How to Test Windows Server Crashes, Hangs, and Kernel Memory Leaks
An often overlooked responsibility of any good systems administrator is testing as many aspects as possible of a production environment before there is an issue. These tests help ensure that everything is functioning as expected.
Here is a common list of tasks that should be tested on a regular basis:
- Restores – To ensure that your backups are working properly, periodic restores should be performed before they are needed
- Disaster Recovery Plan – Every key website or application should have a disaster recovery plan. This plan should be tested occasionally with production traffic to ensure that it will work effectively when needed
- High Availability Fail-overs – If you have a key website or application, you should have one or more devices along the path that are in High Availability (HA) mode. Testing this HA setup should be done regularly to confirm that HA works as expected
While those tasks are common sense, there is another task that should be tested at least once after your initial server setup; server crashes. Server builds occasionally make changes to how Windows crashes and where memory page files are located. Any of those changes can prevent Windows from creating dump files as expected.
Thankfully, SysInternals has created a great utility, NotMyFault, to help test numerous crashes, hangs, and kernel memory leaks. Installation is straight forward and this small package is very transportable.
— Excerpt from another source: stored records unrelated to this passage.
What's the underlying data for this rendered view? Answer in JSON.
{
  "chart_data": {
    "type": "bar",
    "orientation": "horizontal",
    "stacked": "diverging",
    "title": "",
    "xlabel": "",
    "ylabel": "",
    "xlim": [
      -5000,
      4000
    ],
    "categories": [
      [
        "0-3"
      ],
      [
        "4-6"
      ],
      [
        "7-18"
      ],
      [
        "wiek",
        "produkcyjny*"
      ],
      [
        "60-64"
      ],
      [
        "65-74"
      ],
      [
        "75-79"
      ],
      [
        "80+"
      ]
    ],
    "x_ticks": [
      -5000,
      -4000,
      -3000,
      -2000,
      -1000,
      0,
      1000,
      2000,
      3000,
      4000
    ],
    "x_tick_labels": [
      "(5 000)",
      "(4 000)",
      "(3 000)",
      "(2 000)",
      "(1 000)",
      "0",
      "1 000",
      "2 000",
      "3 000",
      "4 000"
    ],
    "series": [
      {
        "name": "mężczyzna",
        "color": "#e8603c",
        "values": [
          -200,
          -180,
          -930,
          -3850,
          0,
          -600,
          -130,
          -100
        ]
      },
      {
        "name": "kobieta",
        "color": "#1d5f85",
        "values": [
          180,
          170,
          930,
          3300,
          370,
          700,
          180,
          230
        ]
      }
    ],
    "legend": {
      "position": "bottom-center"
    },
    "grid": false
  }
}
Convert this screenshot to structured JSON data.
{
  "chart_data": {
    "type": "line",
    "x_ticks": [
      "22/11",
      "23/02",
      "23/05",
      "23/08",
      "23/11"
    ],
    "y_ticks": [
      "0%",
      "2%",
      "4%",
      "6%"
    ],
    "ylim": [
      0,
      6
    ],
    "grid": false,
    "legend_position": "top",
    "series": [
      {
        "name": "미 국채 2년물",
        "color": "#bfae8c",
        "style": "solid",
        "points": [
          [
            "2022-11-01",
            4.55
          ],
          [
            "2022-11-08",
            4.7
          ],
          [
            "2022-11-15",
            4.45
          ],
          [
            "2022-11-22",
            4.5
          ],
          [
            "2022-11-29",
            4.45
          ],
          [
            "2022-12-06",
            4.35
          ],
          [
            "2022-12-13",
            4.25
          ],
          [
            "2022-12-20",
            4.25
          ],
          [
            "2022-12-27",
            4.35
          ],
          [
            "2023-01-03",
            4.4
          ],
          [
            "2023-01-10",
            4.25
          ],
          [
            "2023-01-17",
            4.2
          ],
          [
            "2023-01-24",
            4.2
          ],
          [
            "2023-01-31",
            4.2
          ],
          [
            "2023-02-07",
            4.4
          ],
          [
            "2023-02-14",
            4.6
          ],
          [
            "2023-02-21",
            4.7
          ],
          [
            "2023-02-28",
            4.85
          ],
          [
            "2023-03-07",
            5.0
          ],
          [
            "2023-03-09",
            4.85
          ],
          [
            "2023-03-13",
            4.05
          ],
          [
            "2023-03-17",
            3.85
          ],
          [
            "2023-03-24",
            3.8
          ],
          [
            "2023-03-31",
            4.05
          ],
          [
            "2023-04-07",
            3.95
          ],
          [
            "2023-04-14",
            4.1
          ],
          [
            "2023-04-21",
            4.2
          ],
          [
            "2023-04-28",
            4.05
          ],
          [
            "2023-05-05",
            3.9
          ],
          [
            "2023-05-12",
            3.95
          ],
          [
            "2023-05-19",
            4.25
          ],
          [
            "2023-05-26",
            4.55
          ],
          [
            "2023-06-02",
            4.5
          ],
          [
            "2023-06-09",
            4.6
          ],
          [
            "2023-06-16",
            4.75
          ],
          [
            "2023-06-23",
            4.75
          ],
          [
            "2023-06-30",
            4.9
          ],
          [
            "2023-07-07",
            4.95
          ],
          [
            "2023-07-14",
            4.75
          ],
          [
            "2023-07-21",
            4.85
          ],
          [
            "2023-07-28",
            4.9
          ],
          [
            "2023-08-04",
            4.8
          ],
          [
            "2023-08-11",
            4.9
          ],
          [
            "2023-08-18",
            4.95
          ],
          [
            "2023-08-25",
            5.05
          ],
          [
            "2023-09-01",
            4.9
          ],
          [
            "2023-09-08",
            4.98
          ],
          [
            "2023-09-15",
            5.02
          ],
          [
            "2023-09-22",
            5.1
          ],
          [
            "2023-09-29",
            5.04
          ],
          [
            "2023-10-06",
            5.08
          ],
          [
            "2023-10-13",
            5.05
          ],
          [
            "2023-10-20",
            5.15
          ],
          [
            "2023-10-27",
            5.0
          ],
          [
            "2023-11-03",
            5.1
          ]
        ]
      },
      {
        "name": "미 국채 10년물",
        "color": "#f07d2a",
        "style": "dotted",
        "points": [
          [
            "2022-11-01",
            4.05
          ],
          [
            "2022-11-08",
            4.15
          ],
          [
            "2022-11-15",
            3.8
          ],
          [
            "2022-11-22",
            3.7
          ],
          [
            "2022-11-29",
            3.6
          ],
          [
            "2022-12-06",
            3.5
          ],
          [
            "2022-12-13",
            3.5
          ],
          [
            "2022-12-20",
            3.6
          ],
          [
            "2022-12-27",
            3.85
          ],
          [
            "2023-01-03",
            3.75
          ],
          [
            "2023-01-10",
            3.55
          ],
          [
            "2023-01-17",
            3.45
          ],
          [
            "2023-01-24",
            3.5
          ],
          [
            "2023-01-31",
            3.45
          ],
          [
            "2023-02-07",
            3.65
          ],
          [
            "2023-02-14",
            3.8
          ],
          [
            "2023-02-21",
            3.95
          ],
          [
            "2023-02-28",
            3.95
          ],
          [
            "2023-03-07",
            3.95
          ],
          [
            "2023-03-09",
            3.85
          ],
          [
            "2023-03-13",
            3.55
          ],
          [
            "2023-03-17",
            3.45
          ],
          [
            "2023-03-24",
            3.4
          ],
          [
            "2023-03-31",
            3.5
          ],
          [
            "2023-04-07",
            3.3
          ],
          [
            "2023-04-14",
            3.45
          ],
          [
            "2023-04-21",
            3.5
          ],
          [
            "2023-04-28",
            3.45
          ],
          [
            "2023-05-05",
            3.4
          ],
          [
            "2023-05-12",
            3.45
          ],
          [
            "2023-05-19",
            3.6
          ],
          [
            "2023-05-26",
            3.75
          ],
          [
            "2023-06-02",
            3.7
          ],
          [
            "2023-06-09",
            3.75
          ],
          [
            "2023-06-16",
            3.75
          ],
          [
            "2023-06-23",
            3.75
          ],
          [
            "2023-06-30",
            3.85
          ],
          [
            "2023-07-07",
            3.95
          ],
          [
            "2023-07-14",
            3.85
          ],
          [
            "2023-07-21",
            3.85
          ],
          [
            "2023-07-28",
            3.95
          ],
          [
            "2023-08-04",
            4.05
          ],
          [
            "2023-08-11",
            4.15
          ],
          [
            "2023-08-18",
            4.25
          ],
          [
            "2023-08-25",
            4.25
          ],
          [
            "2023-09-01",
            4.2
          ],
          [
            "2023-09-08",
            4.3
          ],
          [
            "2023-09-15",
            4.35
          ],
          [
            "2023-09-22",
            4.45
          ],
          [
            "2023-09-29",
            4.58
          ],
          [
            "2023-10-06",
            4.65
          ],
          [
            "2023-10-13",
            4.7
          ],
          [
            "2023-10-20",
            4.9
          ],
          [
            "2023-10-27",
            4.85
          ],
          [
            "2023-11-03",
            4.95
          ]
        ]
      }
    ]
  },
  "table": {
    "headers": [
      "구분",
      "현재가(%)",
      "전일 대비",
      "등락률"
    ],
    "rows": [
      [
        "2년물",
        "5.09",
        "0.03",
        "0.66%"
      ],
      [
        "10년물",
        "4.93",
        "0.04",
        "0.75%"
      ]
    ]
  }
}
By simply running the appropriate executable, you are presented with a small interface that offers many choices to purposefully crash or hang a server. You should test a variety of scenarios on the server to confirm that it will generate the appropriate dump files needed to find the root cause of a server crash.
Hopefully your servers never crash, but one ever does, you want as much data as possible to track down the real issue and prevent it from happening again.